The Semester in Washington, D.C. Program with Georgetown University offers an innovative program that blends classroom learning and hands-on experience. Participants can pursue research and internship opportunities with federal agencies, law firms, news organizations, nonprofits and public relations agencies.
Political science major Anne Kehler ’15 (Denver, Colo.) and political science and business administration double major Brexton Isaacs ’15 (Byron, Ill.) spent the spring of 2014 as participants of the Georgetown program, where they both studied politics and public policy and interned with local organizations.
Illinois Wesleyan is one of more than 200 U.S. colleges and universities and 40 international institutes of higher education to partner with American University’s Washington Semester Program. This opportunity offers students real-world experience and expert insights while helping them make connections with leaders in Washington, D.C. Political science major Kevin Gordon ’16 (Tinley Park, Ill.) spent the spring of 2014 in this program, which combines experimental learning with academic seminars and internships.
Students who participate in these and other programs report significant learning experiences in and out of the classroom. “The (ACM Chicago) program prepared me to go back to my campus as a far more engaged and aware student, which has crossed over into all parts of my life,” Brosnan said.
Numerous students have pursued internship and research opportunities while studying abroad with programs through School for International Training (SIT) Study Abroad and Institute for the International Education of Students (IES)—and they are not alone. “Nationally the number of students participating in internships or some other practical experience is up: the most recent Open Doors survey showed seven percent of students participating,” said Stacey Shimizu, director of the International Office.
According to Shimizu, the upward trend is true at Illinois Wesleyan as well. “More and more students are certainly talking with me about participating in some sort of hands-on experience while abroad,” she said.
One of those students, environmental studies major Amanda King ’15 (Peoria, Ill.) spent a semester studying and interning in Australia.
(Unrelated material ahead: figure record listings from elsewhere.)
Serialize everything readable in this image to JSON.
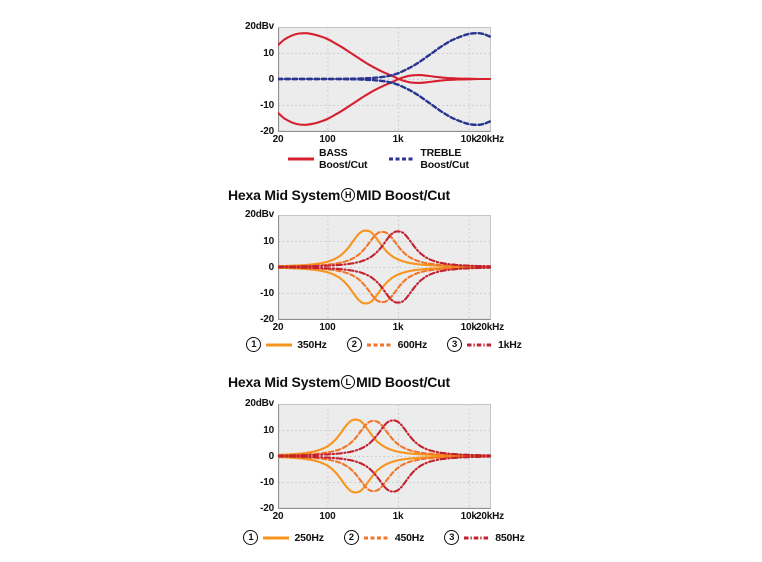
{
  "figure": {
    "background": "#ffffff"
  },
  "chart_data": [
    {
      "type": "line",
      "name": "bass-treble-boost-cut",
      "title": null,
      "x_axis": {
        "scale": "log",
        "range_hz": [
          20,
          20000
        ],
        "ticks": [
          {
            "hz": 20,
            "label": "20"
          },
          {
            "hz": 100,
            "label": "100"
          },
          {
            "hz": 1000,
            "label": "1k"
          },
          {
            "hz": 10000,
            "label": "10k"
          },
          {
            "hz": 20000,
            "label": "20kHz"
          }
        ],
        "grid_hz": [
          100,
          1000,
          10000
        ]
      },
      "y_axis": {
        "range_db": [
          -20,
          20
        ],
        "unit_label": "20dBv",
        "ticks": [
          "10",
          "0",
          "-10",
          "-20"
        ],
        "grid_db": [
          10,
          0,
          -10
        ]
      },
      "series": [
        {
          "name": "BASS Boost/Cut",
          "style": "solid",
          "color": "#D6202F",
          "mirror": true,
          "points_hz_db": [
            [
              20,
              13
            ],
            [
              25,
              15.3
            ],
            [
              32,
              16.8
            ],
            [
              40,
              17.5
            ],
            [
              50,
              17.6
            ],
            [
              63,
              17.2
            ],
            [
              80,
              16.4
            ],
            [
              100,
              15.4
            ],
            [
              130,
              13.7
            ],
            [
              170,
              11.8
            ],
            [
              220,
              9.8
            ],
            [
              300,
              7.4
            ],
            [
              400,
              5.3
            ],
            [
              550,
              3.3
            ],
            [
              700,
              2.0
            ],
            [
              850,
              1.0
            ],
            [
              1000,
              0.1
            ],
            [
              1200,
              -0.7
            ],
            [
              1500,
              -1.3
            ],
            [
              2000,
              -1.5
            ],
            [
              2700,
              -1.2
            ],
            [
              3500,
              -0.8
            ],
            [
              5000,
              -0.4
            ],
            [
              7000,
              -0.2
            ],
            [
              10000,
              -0.1
            ],
            [
              14000,
              0
            ],
            [
              20000,
              0
            ]
          ]
        },
        {
          "name": "TREBLE Boost/Cut",
          "style": "dashed",
          "color": "#2A3590",
          "mirror": true,
          "points_hz_db": [
            [
              20,
              0
            ],
            [
              50,
              0
            ],
            [
              100,
              0
            ],
            [
              200,
              0.1
            ],
            [
              300,
              0.2
            ],
            [
              400,
              0.35
            ],
            [
              500,
              0.55
            ],
            [
              650,
              0.9
            ],
            [
              800,
              1.4
            ],
            [
              1000,
              2.2
            ],
            [
              1300,
              3.6
            ],
            [
              1700,
              5.3
            ],
            [
              2200,
              7.3
            ],
            [
              3000,
              9.9
            ],
            [
              4000,
              12.3
            ],
            [
              5500,
              14.6
            ],
            [
              7000,
              15.9
            ],
            [
              9000,
              17.0
            ],
            [
              11000,
              17.5
            ],
            [
              14000,
              17.6
            ],
            [
              17000,
              17.1
            ],
            [
              20000,
              16.3
            ]
          ]
        }
      ],
      "legend": [
        {
          "number": null,
          "label": "BASS Boost/Cut",
          "color": "#D6202F",
          "style": "solid"
        },
        {
          "number": null,
          "label": "TREBLE Boost/Cut",
          "color": "#2A3590",
          "style": "dashed"
        }
      ]
    },
    {
      "type": "line",
      "name": "hexa-mid-system-h",
      "title": {
        "prefix": "Hexa Mid System",
        "circled": "H",
        "suffix": "MID Boost/Cut"
      },
      "x_axis": {
        "scale": "log",
        "range_hz": [
          20,
          20000
        ],
        "ticks": [
          {
            "hz": 20,
            "label": "20"
          },
          {
            "hz": 100,
            "label": "100"
          },
          {
            "hz": 1000,
            "label": "1k"
          },
          {
            "hz": 10000,
            "label": "10k"
          },
          {
            "hz": 20000,
            "label": "20kHz"
          }
        ],
        "grid_hz": [
          100,
          1000,
          10000
        ]
      },
      "y_axis": {
        "range_db": [
          -20,
          20
        ],
        "unit_label": "20dBv",
        "ticks": [
          "10",
          "0",
          "-10",
          "-20"
        ],
        "grid_db": [
          10,
          0,
          -10
        ]
      },
      "series": [
        {
          "name": "350Hz",
          "style": "solid",
          "color": "#F7941E",
          "mirror": true,
          "bell": {
            "center_hz": 350,
            "peak_db": 14,
            "log_width": 0.6
          }
        },
        {
          "name": "600Hz",
          "style": "dashed",
          "color": "#F0762A",
          "mirror": true,
          "bell": {
            "center_hz": 600,
            "peak_db": 13.5,
            "log_width": 0.6
          }
        },
        {
          "name": "1kHz",
          "style": "dash-dot",
          "color": "#C2212F",
          "mirror": true,
          "bell": {
            "center_hz": 1000,
            "peak_db": 13.7,
            "log_width": 0.6
          }
        }
      ],
      "legend": [
        {
          "number": "1",
          "label": "350Hz",
          "color": "#F7941E",
          "style": "solid"
        },
        {
          "number": "2",
          "label": "600Hz",
          "color": "#F0762A",
          "style": "dashed"
        },
        {
          "number": "3",
          "label": "1kHz",
          "color": "#C2212F",
          "style": "dash-dot"
        }
      ]
    },
    {
      "type": "line",
      "name": "hexa-mid-system-l",
      "title": {
        "prefix": "Hexa Mid System",
        "circled": "L",
        "suffix": "MID Boost/Cut"
      },
      "x_axis": {
        "scale": "log",
        "range_hz": [
          20,
          20000
        ],
        "ticks": [
          {
            "hz": 20,
            "label": "20"
          },
          {
            "hz": 100,
            "label": "100"
          },
          {
            "hz": 1000,
            "label": "1k"
          },
          {
            "hz": 10000,
            "label": "10k"
          },
          {
            "hz": 20000,
            "label": "20kHz"
          }
        ],
        "grid_hz": [
          100,
          1000,
          10000
        ]
      },
      "y_axis": {
        "range_db": [
          -20,
          20
        ],
        "unit_label": "20dBv",
        "ticks": [
          "10",
          "0",
          "-10",
          "-20"
        ],
        "grid_db": [
          10,
          0,
          -10
        ]
      },
      "series": [
        {
          "name": "250Hz",
          "style": "solid",
          "color": "#F7941E",
          "mirror": true,
          "bell": {
            "center_hz": 250,
            "peak_db": 14,
            "log_width": 0.6
          }
        },
        {
          "name": "450Hz",
          "style": "dashed",
          "color": "#F0762A",
          "mirror": true,
          "bell": {
            "center_hz": 450,
            "peak_db": 13.5,
            "log_width": 0.6
          }
        },
        {
          "name": "850Hz",
          "style": "dash-dot",
          "color": "#C2212F",
          "mirror": true,
          "bell": {
            "center_hz": 850,
            "peak_db": 13.7,
            "log_width": 0.6
          }
        }
      ],
      "legend": [
        {
          "number": "1",
          "label": "250Hz",
          "color": "#F7941E",
          "style": "solid"
        },
        {
          "number": "2",
          "label": "450Hz",
          "color": "#F0762A",
          "style": "dashed"
        },
        {
          "number": "3",
          "label": "850Hz",
          "color": "#C2212F",
          "style": "dash-dot"
        }
      ]
    }
  ],
  "plot_style": {
    "plot_bg": "#ececec",
    "plot_border": "#c4c4c4",
    "axis_line": "#8f8f8f",
    "grid_line": "#c9c9c9",
    "text_color": "#111111"
  }
}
With her study abroad program, which allowed her to choose to participate in an internship, research opportunity, or other practical work experience, King worked as a community gardens intern with Cultivating Community—an Australian nonprofit that provides access to healthy food for people living in public housing.
According to King, her experiences blending a community aspect with gardening during her internship inspired her to implement similar techniques both in her hometown and during her work as an intern at Illinois Wesleyan’s Peace Garden.
“For students who do an internship or some other hands-on work abroad, they get a double benefit: practical experience, coupled with the benefits that we know come from deep engagement with another culture, like problem-solving, intercultural communication skills and adaptability,” Shimizu said.